Femtoduino: ultrasmall arduino 20.7x15.2 mm

Original blog post: Femtoduino: designing an ultrasmall arduino compatible board with the ATMEGA 328P QFN/MLF32

As a personal learning exercise and challenge to myself, I designed an ultrasmall Arduino compatible board based on the ATMEGA 328P in the QFN/MLF32 package.

Using the smallest 328P uC currently available, very small package components (eg 0402 caps and resistors) and 0.05" headers I've been able to design an Arduino compatible board which is only 20.7x15.2 mm.

Given that the Arduino Pro Mini, currently the smallest Arduino board available, is 34x18 mm and I restricted myself to use a 2 side PCB, I think I accomplished a pretty good result.

I called this board Femtoduino. Have a look at the schematics. Of course this will be a free (as in speech) hardware.

I plan to submit this board to the DorkbotPDX group PCB order of the 3rd January and I'm currently looking for reviews and comments for the project.
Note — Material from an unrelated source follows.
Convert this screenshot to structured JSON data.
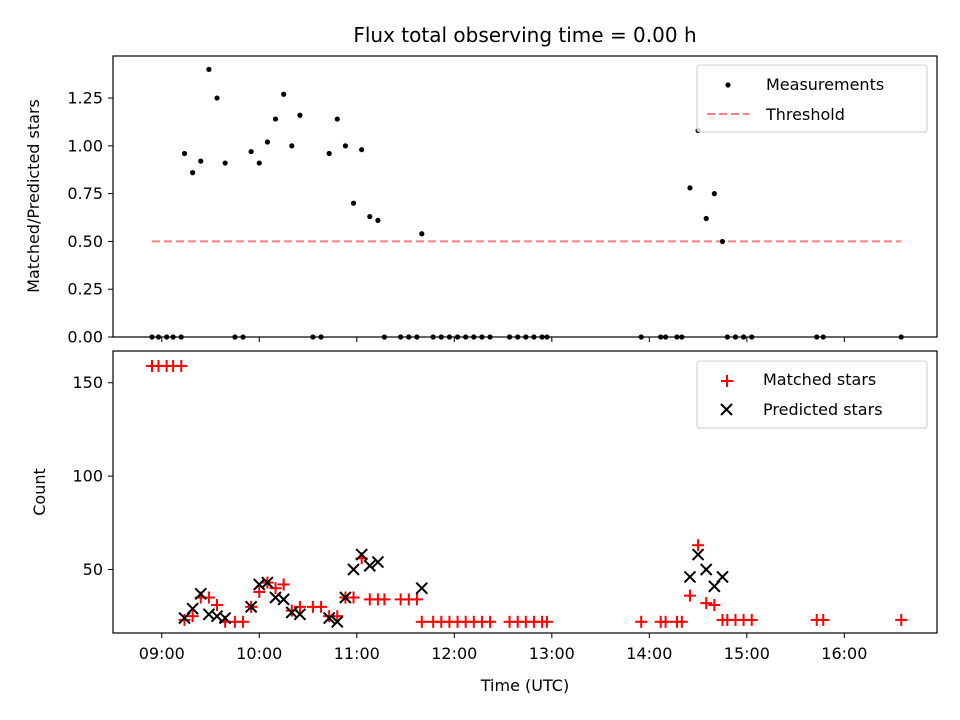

So, if you have knowledge of this topics please have a look at the Femtoduino designs.

You can get the Kicad sources (as of 30-12-2010) from here. I'm using a weekly updated version of Kicad, so if you have problems with older versions of Kicad you can try use a recent snapshot for Windows or Ubuntu 10.10.

You can get the most updated sources from my personal repository using bzr with the following command:

bzr co http://repository.varesano.net/Femtoduino

Thanks for your help!

Some questions:

What's the plan for getting a bootloader in it so that sketches can be uploaded? Will you have some kind of socket it can be placed on top of for testing?

Can the pinout be adjusted to make it more convenient to connect a standard FTDI (or equivalent) adapter for programming?

Why have a 10K current limit resister for the power indicator, and then load down D13 with 330 ohm? Will the power LED even turn with ~0.3mA? ((5V-2V)/10K as an estimate)

I think this is pretty neat.

Hi CrossRoads, thanks for having a look at Femtoduino.

What's the plan for getting a bootloader in it so that sketches can be uploaded?

According to my understanding of the original Arduino UNO schematics, the programmer header is simply connected to D11, D12, D13, RST, VCC and GND so it should be possible to use ad hoc programmer cables connected to regular pinout pins to load the bootloader or to program the uC using the programmer instead of the bootloader.

Will you have some kind of socket it can be placed on top of for testing?

There are 0.05" female headers similar to those of the Arduino UNO, just smaller. For prototyping that will be the best option.

Can the pinout be adjusted to make it more convenient to connect a standard FTDI (or equivalent) adapter for programming?

I initially wanted to keep the pinout FTDI compatible. Unfortunately, I wasn't able to keep that as the necessary pins where too distant in the QFN version of the ATMEGA328 so it would have required make the PCB bigger.

So, given also the fact that it uses 0.05" headers you still wouldn't have been able to connect the FTDI directly, I decided to break compatibility with FTDI.

I plan to design a simple connector from the Femtoduino pinout to standard FTDI (following Sparkfun pinout) and/or designing it's own FTDI breakout directly compatible with the Femtoduino pinout.

Why have a 10K current limit resister for the power indicator, and then load down D13 with 330 ohm? Will the power LED even turn with ~0.3mA? ((5V-2V)/10K as an estimate)

I used the Arduino Pro Mini schematics as starting point and 10K was the value they used in their schematics.

Given that I never designed for SMD LEDs I assumed that was a correct value.. but it looked too high also to me. I'm now comparing that value to UNO and Nano schematics and they all have very smaller resistors so it's probably an error on the Pro Mini Schematics.

However this doesn't impact the design too much as I still did not choose the specific final components so changing the value of that resistor is not a problem at all.

Thanks again.

My main concern for hobbyist popularity is the use of .05" headers. That means it can't directly plug into solderless breadboards and not as easy to find header/socket? I understand one can't be the smallest and still hang on to .1" connectors. Maybe a simple breakout board to fan out the connection to standard .1" headers, and a serial inline header, and even a standard 2x3 ICSP connector pins.? Make the breakout board shield compatible and it might make a cool daughter/mother combination where the processor module can be detatched for ultra small installation applications?

However for applications like airborne R/C installations where smallest size, lightest weight means a lot, it would be a winner.

Lefty

I designed one with a 0.5mm board-to-board connector before. Slightly larger than Femtoduino but have everything on board (FTDI, crystal). I guess the main idea was not to be prototyping friendly and but maybe for prototype stage, you can make a base board that breaks out to the standard 0.1" (something that stacks from the bottom).